Folheando o "Viagem Pitoresca e Histórica ao Brasil" de Jean Baptiste Debret, deparei com sua gravura #16, onde abaixo da prancha "Enterro duma negra" encontrei o "Enterro do filho de um rei negro" …

Nesta gravura marcamos detalhes que me pareceram sobremodo interessantes para a reflexão dos capoeiristas, como o tambor (atabaque), o dançarino (dança) e a cabriola (au), achados corriqueiros nas manifestações culturais africanas e afro-brasileiras.

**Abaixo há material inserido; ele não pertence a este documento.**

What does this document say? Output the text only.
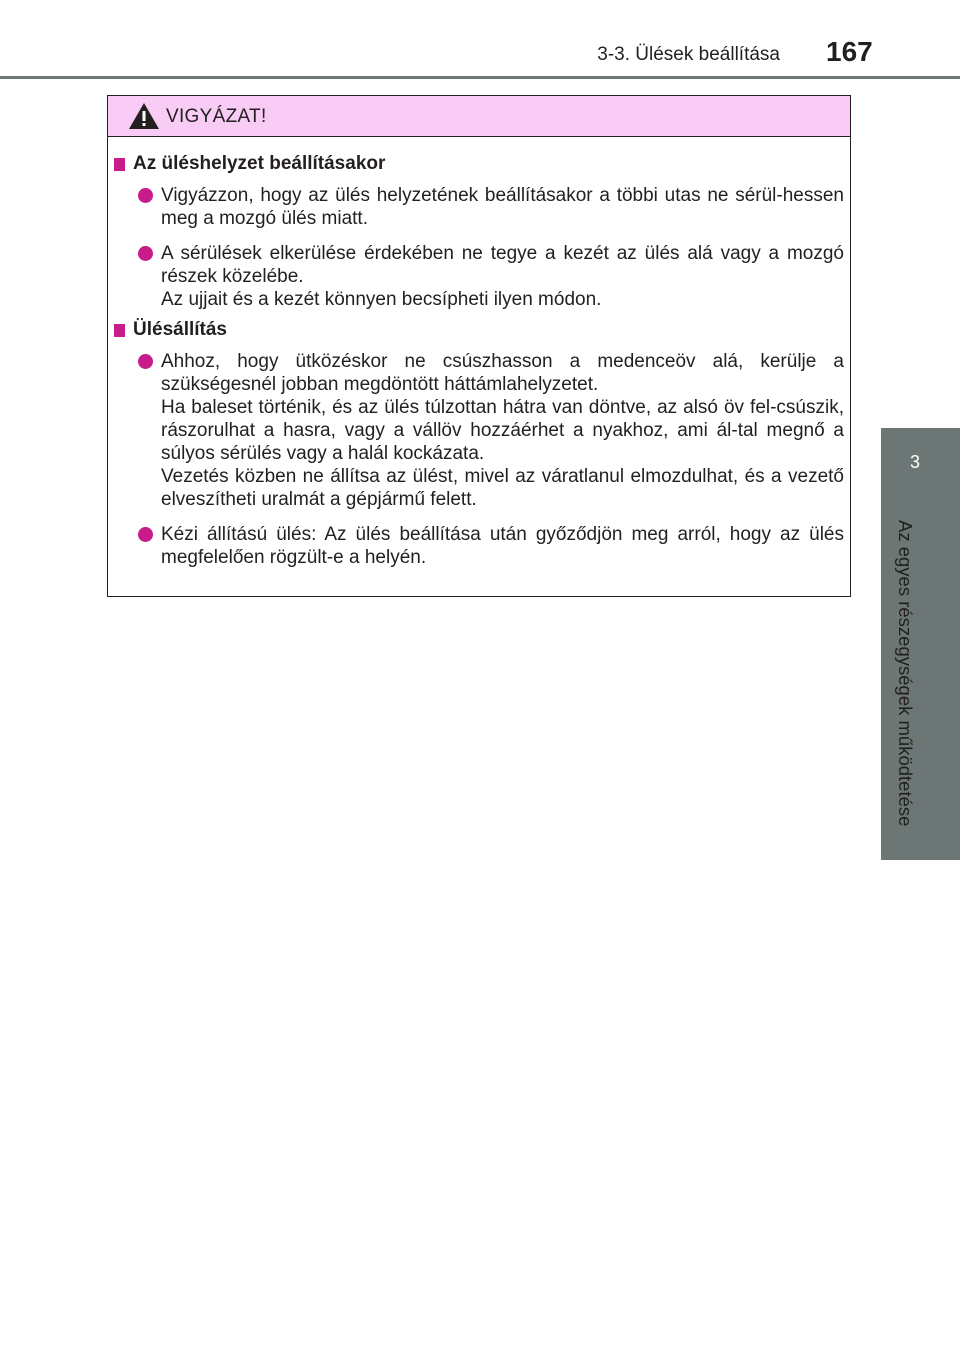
3-3. Ülések beállítása 167
3
Az egyes részegységek működtetése
VIGYÁZAT!
Az üléshelyzet beállításakor
Vigyázzon, hogy az ülés helyzetének beállításakor a többi utas ne sérül-hessen meg a mozgó ülés miatt.
A sérülések elkerülése érdekében ne tegye a kezét az ülés alá vagy a mozgó részek közelébe.
Az ujjait és a kezét könnyen becsípheti ilyen módon.
Ülésállítás
Ahhoz, hogy ütközéskor ne csúszhasson a medenceöv alá, kerülje a szükségesnél jobban megdöntött háttámlahelyzetet.
Ha baleset történik, és az ülés túlzottan hátra van döntve, az alsó öv fel-csúszik, rászorulhat a hasra, vagy a vállöv hozzáérhet a nyakhoz, ami ál-tal megnő a súlyos sérülés vagy a halál kockázata.
Vezetés közben ne állítsa az ülést, mivel az váratlanul elmozdulhat, és a vezető elveszítheti uralmát a gépjármű felett.
Kézi állítású ülés: Az ülés beállítása után győződjön meg arról, hogy az ülés megfelelően rögzült-e a helyén.
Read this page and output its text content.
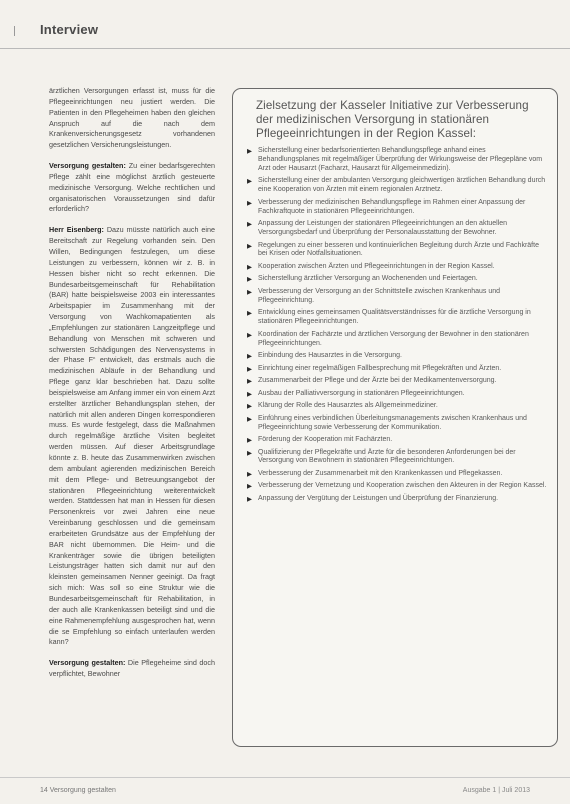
Interview

ärztlichen Versorgungen erfasst ist, muss für die Pflegeeinrichtungen neu justiert werden. Die Patienten in den Pflegeheimen haben den gleichen Anspruch auf die nach dem Krankenversicherungsgesetz vorhandenen gesetzlichen Versicherungsleistungen.

Versorgung gestalten: Zu einer bedarfsgerechten Pflege zählt eine möglichst ärztlich gesteuerte medizinische Versorgung. Welche rechtlichen und organisatorischen Voraussetzungen sind dafür erforderlich?

Herr Eisenberg: Dazu müsste natürlich auch eine Bereitschaft zur Regelung vorhanden sein. Den Willen, Bedingungen festzulegen, um diese Leistungen zu verbessern, können wir z. B. in Hessen bisher nicht so recht erkennen. Die Bundesarbeitsgemeinschaft für Rehabilitation (BAR) hatte beispielsweise 2003 ein interessantes Arbeitspapier im Zusammenhang mit der Versorgung von Wachkomapatienten als „Empfehlungen zur stationären Langzeitpflege und Behandlung von Menschen mit schweren und schwersten Schädigungen des Nervensystems in der Phase F“ entwickelt, das erstmals auch die medizinischen Abläufe in der Behandlung und Pflege ganz klar beschrieben hat. Dazu sollte beispielsweise am Anfang immer ein von einem Arzt erstellter ärztlicher Behandlungsplan stehen, der natürlich mit allen anderen Dingen korrespondieren muss. Es wurde festgelegt, dass die Maßnahmen durch regelmäßige ärztliche Visiten begleitet werden müssen. Auf dieser Arbeitsgrundlage könnte z. B. heute das Zusammenwirken zwischen dem ambulant agierenden medizinischen Bereich mit dem Pflege- und Betreuungsangebot der stationären Pflegeeinrichtung weiterentwickelt werden. Stattdessen hat man in Hessen für diesen Personenkreis vor zwei Jahren eine neue Vereinbarung geschlossen und die gemeinsam erarbeiteten Grundsätze aus der Empfehlung der BAR nicht übernommen. Die Heim- und die Krankenträger sowie die übrigen beteiligten Leistungsträger hatten sich damit nur auf den kleinsten gemeinsamen Nenner geeinigt. Da fragt sich mich: Was soll so eine Struktur wie die Bundesarbeitsgemeinschaft für Rehabilitation, in der auch alle Krankenkassen beteiligt sind und die eine Rahmenempfehlung ausgesprochen hat, wenn die se Empfehlung so einfach unterlaufen werden kann?

Versorgung gestalten: Die Pflegeheime sind doch verpflichtet, Bewohner

Zielsetzung der Kasseler Initiative zur Verbesserung der medizinischen Versorgung in stationären Pflegeeinrichtungen in der Region Kassel:
▶ Sicherstellung einer bedarfsorientierten Behandlungspflege anhand eines Behandlungsplanes mit regelmäßiger Überprüfung der Wirkungsweise der Pflegepläne vom Arzt oder Hausarzt (Facharzt, Hausarzt für Allgemeinmedizin).
▶ Sicherstellung einer der ambulanten Versorgung gleichwertigen ärztlichen Behandlung durch eine Kooperation von Ärzten mit einem regionalen Arztnetz.
▶ Verbesserung der medizinischen Behandlungspflege im Rahmen einer Anpassung der Fachkraftquote in stationären Pflegeeinrichtungen.
▶ Anpassung der Leistungen der stationären Pflegeeinrichtungen an den aktuellen Versorgungsbedarf und Überprüfung der Personalausstattung der Bewohner.
▶ Regelungen zu einer besseren und kontinuierlichen Begleitung durch Ärzte und Fachkräfte bei Krisen oder Notfallsituationen.
▶ Kooperation zwischen Ärzten und Pflegeeinrichtungen in der Region Kassel.
▶ Sicherstellung ärztlicher Versorgung an Wochenenden und Feiertagen.
▶ Verbesserung der Versorgung an der Schnittstelle zwischen Krankenhaus und Pflegeeinrichtung.
▶ Entwicklung eines gemeinsamen Qualitätsverständnisses für die ärztliche Versorgung in stationären Pflegeeinrichtungen.
▶ Koordination der Fachärzte und ärztlichen Versorgung der Bewohner in den stationären Pflegeeinrichtungen.
▶ Einbindung des Hausarztes in die Versorgung.
▶ Einrichtung einer regelmäßigen Fallbesprechung mit Pflegekräften und Ärzten.
▶ Zusammenarbeit der Pflege und der Ärzte bei der Medikamentenversorgung.
▶ Ausbau der Palliativversorgung in stationären Pflegeeinrichtungen.
▶ Klärung der Rolle des Hausarztes als Allgemeinmediziner.
▶ Einführung eines verbindlichen Überleitungsmanagements zwischen Krankenhaus und Pflegeeinrichtung sowie Verbesserung der Kommunikation.
▶ Förderung der Kooperation mit Fachärzten.
▶ Qualifizierung der Pflegekräfte und Ärzte für die besonderen Anforderungen bei der Versorgung von Bewohnern in stationären Pflegeeinrichtungen.
▶ Verbesserung der Zusammenarbeit mit den Krankenkassen und Pflegekassen.
▶ Verbesserung der Vernetzung und Kooperation zwischen den Akteuren in der Region Kassel.
▶ Anpassung der Vergütung der Leistungen und Überprüfung der Finanzierung.
14 Versorgung gestalten	Ausgabe 1 | Juli 2013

A presença da cabriola, nome pelo qual era conhecido na minha infância o aú, comumente associada à capoeira, mostra que este movimento faz parte das manifestações de habilidades físicas na cultura africana. Rubinho Sanches, contemporâneo de capoeira, ribeirino santamarense por origem, refere que durante os sambas e festividades afro-brasileiras eram freqüentes os saltos, cambalhotas, catrâmbias, volteios, "maria escambota" ou como queiram chamar, os aús.
É interessante reavaliar o diagnóstico das maltas de desordeiros, identificadas como "capoeiras" em gravuras do Rio Antigo, pela presença dos aús e pernadas, movimentos comuns na cultura africanas e que também constam do repertório da capoeira baiana.